# Debatte über Migrantenrechte in den Balearen entzündet sich an Prohens‘ Kritik
Der Sprecher der sozialistischen Parlamentsfraktion, Iago Negueruela, hat Regionalpräsidentin Marga Prohens im Parlament für ihre Äußerungen zur Migration scharf kritisiert. Negueruela warf Prohens vor, einen ausgrenzenden Diskurs zu führen und Migranten, die bereits auf den Balearen leben und arbeiten, ihre Rechte vorzuenthalten. Diese Menschen seien ein integraler Bestandteil der balearischen Gesellschaft und trügen erheblich zur Wirtschaft des Archipels bei.
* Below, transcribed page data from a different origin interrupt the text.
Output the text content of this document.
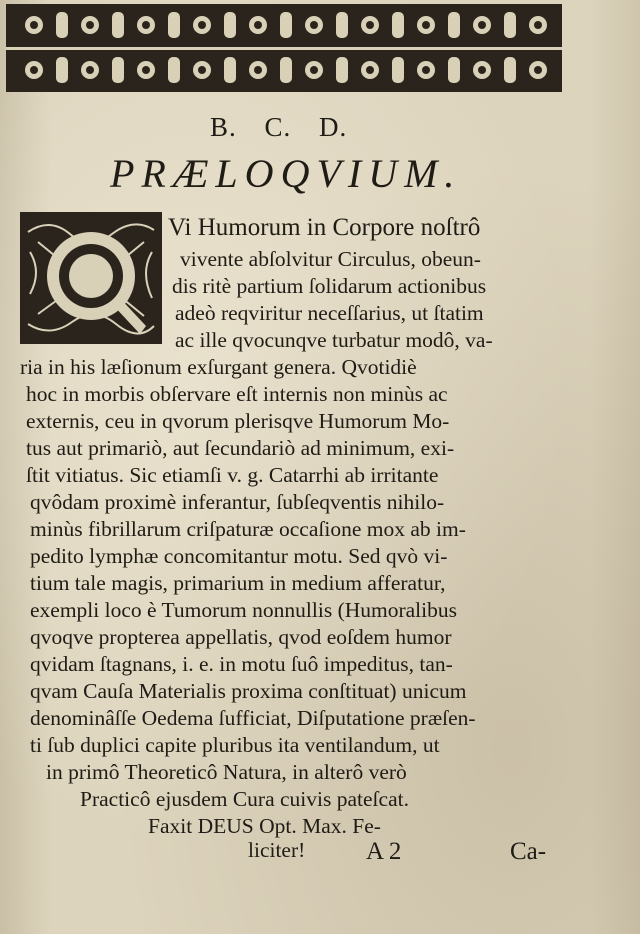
B. C. D.
PRÆLOQVIUM.
Vi Humorum in Corpore noſtrô
vivente abſolvitur Circulus, obeun-
dis ritè partium ſolidarum actionibus
adeò reqviritur neceſſarius, ut ſtatim
ac ille qvocunqve turbatur modô, va-
ria in his læſionum exſurgant genera. Qvotidiè
hoc in morbis obſervare eſt internis non minùs ac
externis, ceu in qvorum plerisqve Humorum Mo-
tus aut primariò, aut ſecundariò ad minimum, exi-
ſtit vitiatus. Sic etiamſi v. g. Catarrhi ab irritante
qvôdam proximè inferantur, ſubſeqventis nihilo-
minùs fibrillarum criſpaturæ occaſione mox ab im-
pedito lymphæ concomitantur motu. Sed qvò vi-
tium tale magis, primarium in medium afferatur,
exempli loco è Tumorum nonnullis (Humoralibus
qvoqve propterea appellatis, qvod eoſdem humor
qvidam ſtagnans, i. e. in motu ſuô impeditus, tan-
qvam Cauſa Materialis proxima conſtituat) unicum
denominâſſe Oedema ſufficiat, Diſputatione præſen-
ti ſub duplici capite pluribus ita ventilandum, ut
in primô Theoreticô Natura, in alterô verò
Practicô ejusdem Cura cuivis pateſcat.
Faxit DEUS Opt. Max. Fe-
liciter! A 2	Ca-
Prohens konterte mit dem Vorwurf, der PSOE handle widersprüchlich: Einerseits fordere die Partei mehr Regularisierungen, andererseits behaupte sie, es gebe nicht unbegrenzt Platz. In ihrer Antwort betonte die Regionalpräsidentin die Bedeutung der Eingliederung und würdigte die Bemühungen derjenigen, die sich an die Gesetze der Balearen halten.
Rechte und Realität der ausländischen Bevölkerung
Negueruela verwies auf die lateinamerikanische Gemeinde und deren Beitrag zur Gesellschaft der Balearen. Ein Großteil der ausländischen Bevölkerung aus Kolumbien, Venezuela, Argentinien und anderen Ländern arbeite und lebe rechtmäßig auf den Inseln.
Prohens kritisierte ihrerseits, die PSIB habe zu wenig gegen die Überlastung der Ausländerbehörden unternommen. Dies führe dazu, dass Menschen in die Illegalität abrutschen, sobald ihre Papiere ablaufen. Die Auseinandersetzung zeigt die Spannungen in der aktuellen Migrationspolitik und die Herausforderung, eine integrative und gerechte Lösung zu finden, die sowohl die Rechte der Migranten als auch die strukturellen Bedürfnisse der Region berücksichtigt.